David Lascelles acted for the successful Defendants (instructed by John Lord and Harry Wells of Horwich Farrelly).
The following points may be of particular interest to practitioners:
1. An entire agreement clause can defeat a claim of estoppel based upon a pre-contractual representation and/or some other assumption said to exist at the time of entering the contract containing such a clause. Where reliance is placed on post-contractual representations or conduct then the entire agreement clause will not bite but a non-oral modification clause may still prevent reliance upon an estoppel unless there are some words or conduct unequivocally representing that the variation was valid notwithstanding its informality. In so deciding, the Judge reconciled apparently conflicting decisions on whether an entire agreement clause can defeat an estoppel claim. See [93] – [96].
2. When drafting an entire agreement clause which is intended to have the effect of ensuring that the agreement supersedes an earlier contract it is best to spell this out. The shareholders’ agreement did so here with the result that the Claimant’s claims under an earlier shareholders’ agreement were found to be hopeless: – see [69] – [74]. (The position may be contrasted with a High Court decision from November 2024, Capgemini UK Plc v Dassault Systems UK Limited [2024] EWHC 2728 (Comm) (cited to the Judge in JMW), where the Court had declined to order summary judgment based on an entire agreement clause, finding that such clauses more commonly take effect as extinguishing an alleged collateral agreement rather than an admittedly binding previous contract between the parties).

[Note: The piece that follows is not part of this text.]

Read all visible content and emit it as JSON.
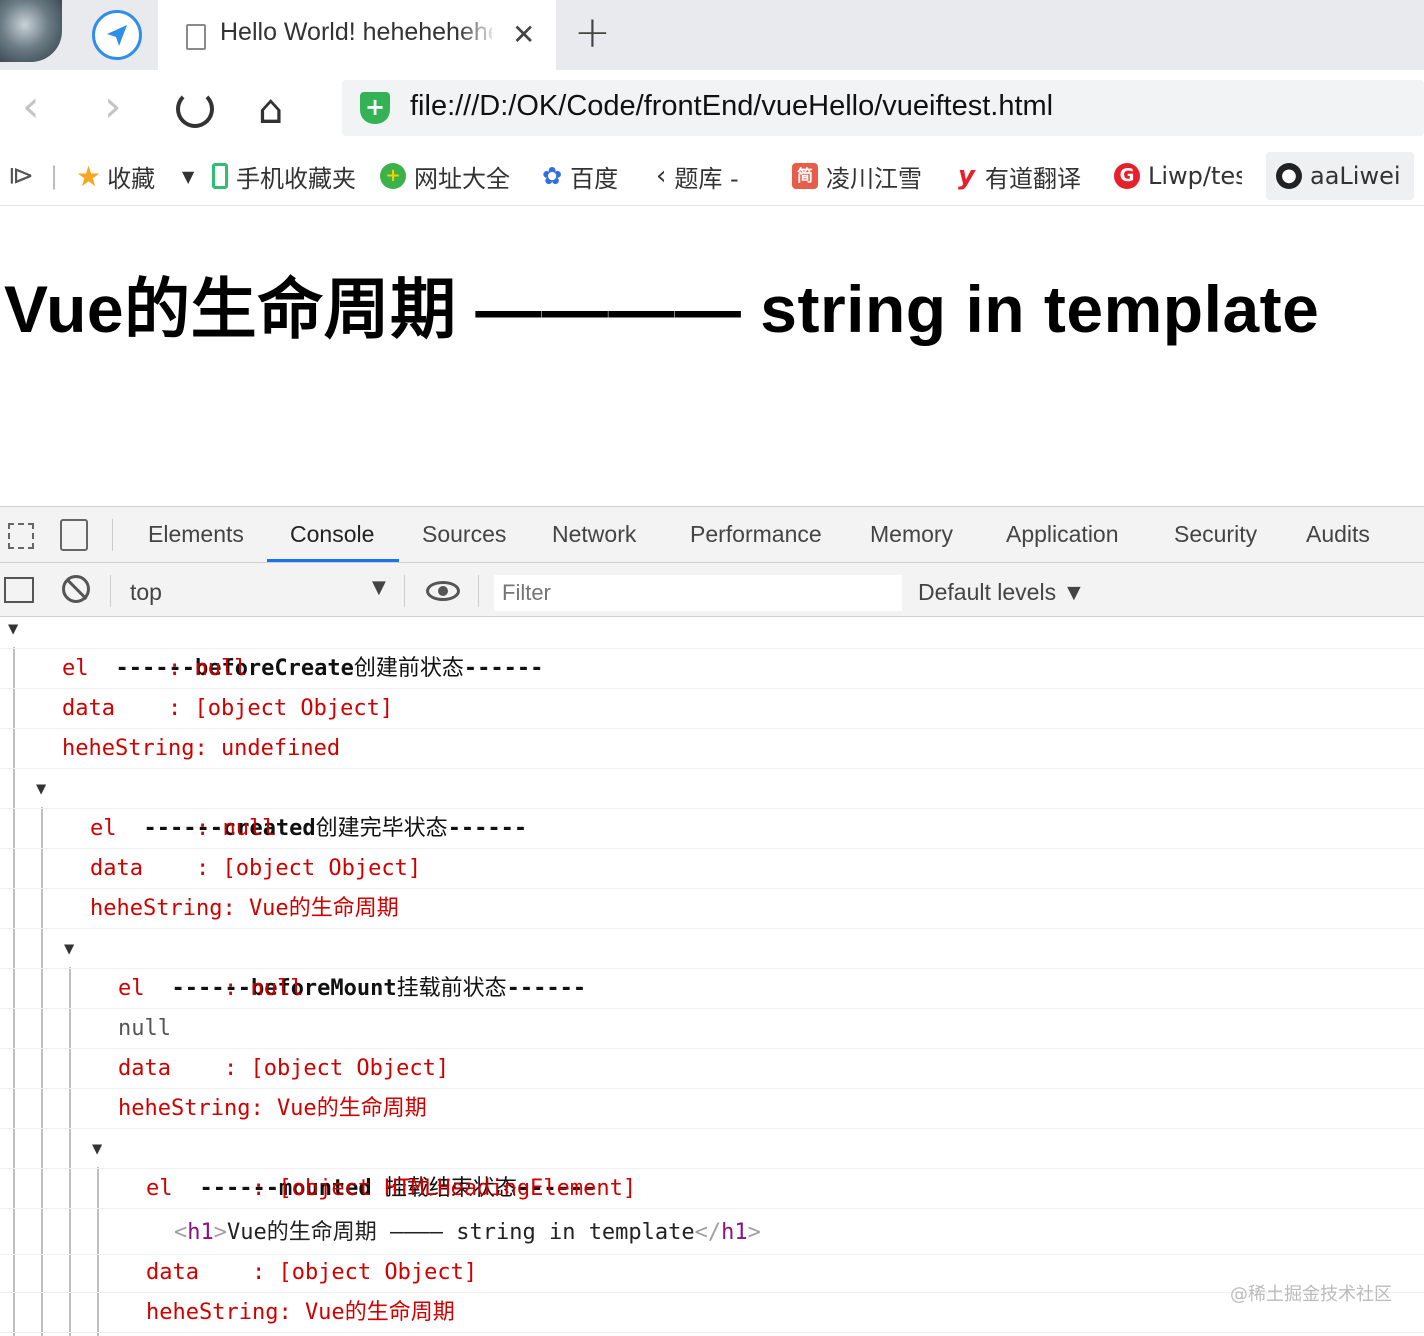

3. Even aside from any entire agreement clause, where parties contemplate that their agreement will be reduced to a lengthy written agreement, drafted and advised on by lawyers, and formally executed, there is a strong presumption that the parties do not intend to be bound by anything not recorded in their written agreement. If there is no such objective intention, then not just a collateral warranty but also any estoppel by convention claim will fail. See [84] – [88].
4. If a claimant faces a summary judgment application on contractual construction but wishes to raise an (as yet un-pleaded) rectification claim, the claimant should apply to amend (or at a minimum provide a draft amended pleading) rather than simply raising the argument in its evidence and skeleton argument. Otherwise, they run the risk that the summary judgment will simply be granted: – [76]. (On the facts the Judge held the rectification claim would in any event have been bound to fail).